Most of the recommendations after the obvious 'balance spending and taxation revenue through austerity' were straight out of either large state-led reform initiatives like the law reform commission or the commission on taxation, or just common sense.
So, for example, here is a recommendation for one structural reform from the March 2013 Memorandum, page 4: "Authorities will conduct a study to compare the cost of drugs, prescription practices and the usage of generics in Ireland with comparable EU jurisdictions." Simple, but important stuff.
These reforms were implemented by the Government in spirit when necessary, but the major reforms, of the legal system, of Ireland's political system, of our white-collar laws, whistleblower legislation, of the fiscal controls necessary to stave off another construction boom, all of these were never implemented, or if they were, none have any teeth at all.
The Legal Services Regulation Bill emerged from Cabinet in late January to an uncertain future with a new regulator (hello, Mr Quango, how do you do?) by 2015, with a consultation phase until 2016, and then back to cabinet again for more discussion before finally signing off on the Bill. Let's not forget the Bill establishing Irish Water was through the Houses in under a week.
You could feel it in the approach to the last Budget. A certain laxity of thinking had crept in. Suddenly with the positive momentum of the economy guaranteeing a clean exit from the bailout, Ireland's policymakers took the foot off the gas.
The result was a seriously good policy mix of tax and spend incentives, especially for construction and the destruction of the grey economy, really well thought out and costed initiatives, being mixed up with other crazy ideas like giving free GP care to all children under five.
I said so at the time – if the troika was really in charge of the last Budget, the free GP idea would never have seen the light of day.

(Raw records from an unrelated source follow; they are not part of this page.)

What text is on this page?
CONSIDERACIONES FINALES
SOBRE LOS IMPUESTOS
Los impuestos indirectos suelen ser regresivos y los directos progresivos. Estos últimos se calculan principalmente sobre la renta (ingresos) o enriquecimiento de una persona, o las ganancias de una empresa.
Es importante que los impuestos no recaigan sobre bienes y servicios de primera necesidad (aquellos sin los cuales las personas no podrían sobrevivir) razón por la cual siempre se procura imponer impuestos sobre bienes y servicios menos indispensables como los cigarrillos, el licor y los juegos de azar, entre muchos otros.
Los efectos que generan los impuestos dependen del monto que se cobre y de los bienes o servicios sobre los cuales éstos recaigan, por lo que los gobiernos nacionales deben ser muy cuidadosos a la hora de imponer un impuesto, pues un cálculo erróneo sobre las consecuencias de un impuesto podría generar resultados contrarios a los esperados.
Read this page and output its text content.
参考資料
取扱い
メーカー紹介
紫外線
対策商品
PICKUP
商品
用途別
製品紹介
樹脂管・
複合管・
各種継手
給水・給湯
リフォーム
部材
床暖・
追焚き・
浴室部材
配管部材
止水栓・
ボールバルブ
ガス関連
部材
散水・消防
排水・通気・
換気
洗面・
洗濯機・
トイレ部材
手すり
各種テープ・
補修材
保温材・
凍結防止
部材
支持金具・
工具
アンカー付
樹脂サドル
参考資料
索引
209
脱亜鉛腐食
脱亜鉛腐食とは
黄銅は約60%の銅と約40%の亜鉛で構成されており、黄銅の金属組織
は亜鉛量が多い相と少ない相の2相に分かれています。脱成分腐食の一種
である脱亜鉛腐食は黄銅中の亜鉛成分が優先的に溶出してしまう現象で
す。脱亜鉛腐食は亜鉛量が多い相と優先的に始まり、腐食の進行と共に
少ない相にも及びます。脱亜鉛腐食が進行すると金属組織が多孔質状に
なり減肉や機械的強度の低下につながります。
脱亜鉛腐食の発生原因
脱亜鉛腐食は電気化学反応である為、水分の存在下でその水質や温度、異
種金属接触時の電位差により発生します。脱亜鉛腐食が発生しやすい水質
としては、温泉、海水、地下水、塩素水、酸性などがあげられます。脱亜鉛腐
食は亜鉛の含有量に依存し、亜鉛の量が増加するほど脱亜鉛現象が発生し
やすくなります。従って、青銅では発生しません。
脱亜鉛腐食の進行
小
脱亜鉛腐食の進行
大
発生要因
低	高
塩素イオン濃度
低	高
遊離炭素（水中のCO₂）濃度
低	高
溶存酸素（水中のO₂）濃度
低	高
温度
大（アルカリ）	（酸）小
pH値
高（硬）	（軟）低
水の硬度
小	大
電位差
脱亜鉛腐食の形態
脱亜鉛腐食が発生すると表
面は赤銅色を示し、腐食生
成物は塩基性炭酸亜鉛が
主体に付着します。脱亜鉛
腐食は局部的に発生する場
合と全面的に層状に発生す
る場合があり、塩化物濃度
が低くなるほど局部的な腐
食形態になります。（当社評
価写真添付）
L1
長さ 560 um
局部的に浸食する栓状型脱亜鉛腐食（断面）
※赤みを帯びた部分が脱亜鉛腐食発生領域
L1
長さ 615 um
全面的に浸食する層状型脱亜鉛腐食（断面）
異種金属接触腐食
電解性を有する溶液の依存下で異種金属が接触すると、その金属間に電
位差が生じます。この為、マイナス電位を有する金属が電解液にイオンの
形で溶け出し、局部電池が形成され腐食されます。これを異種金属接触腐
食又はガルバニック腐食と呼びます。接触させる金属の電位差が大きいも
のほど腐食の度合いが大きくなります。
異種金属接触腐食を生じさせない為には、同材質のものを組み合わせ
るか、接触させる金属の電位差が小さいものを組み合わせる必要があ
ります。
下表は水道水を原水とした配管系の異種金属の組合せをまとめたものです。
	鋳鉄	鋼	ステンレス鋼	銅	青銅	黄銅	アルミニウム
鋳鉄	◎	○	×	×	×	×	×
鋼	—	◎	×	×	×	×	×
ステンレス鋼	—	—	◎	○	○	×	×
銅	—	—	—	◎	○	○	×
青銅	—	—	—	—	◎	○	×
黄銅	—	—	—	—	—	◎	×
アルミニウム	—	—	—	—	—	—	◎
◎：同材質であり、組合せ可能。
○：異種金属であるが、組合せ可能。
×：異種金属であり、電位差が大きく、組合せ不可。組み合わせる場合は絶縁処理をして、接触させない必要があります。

And yet it did. Mad parish-pump politics combined with hare-brained 'if I have it I spend it' policymaking. We can't go back to that. Please no.
All of which brings me to pylons, and issues like pylons. Infrastructural issues of large upfront cost, large benefit, and flows of positive and negative risks into the future, on health, tourism, and other aspects of public life, where the Government has to make a costly decision that will annoy some people greatly. Whatever their merits or demerits, overground pylons represent a policy choice by a government based on what it sees as important, and based on cost estimates it has received. Two years ago, if required by the troika, I might be writing this column underneath one. Today what has happened?
Suddenly, the Government has backtracked, new reports are required, government ministers are having their statements being countermanded by the Taoiseach in public, the pylons issue has been 'backburnered'.
It all seems like this Government, which Minister Leo Varadkar probably correctly called the most reforming government in recent history, is drifting back into the mire of coalition politics of the past, unable now to meet its own targets, or even agree what they are.
There are, of course, the looming local and European elections. A general election is a stone's throw away, in policy terms. Politicians have to be conscious of these facts, as would you, dear reader, be, if your job was on the line. Let's not treat our politicians too harshly, they work very hard in a broken system. But the potential this Government has, given its mandate for reform, its overwhelming parliamentary majority, and the time it has left, shouldn't dissuade us from thinking about the last third of this Government in aspirational terms.
2014 is the only year this Government will have to really right any of the deeply damaged parts of Irish society that contain within them the incentives to create the next bubble. The report card has yet to be written on the last third of this Government's term. Let's hope it is not 'huge potential squandered'.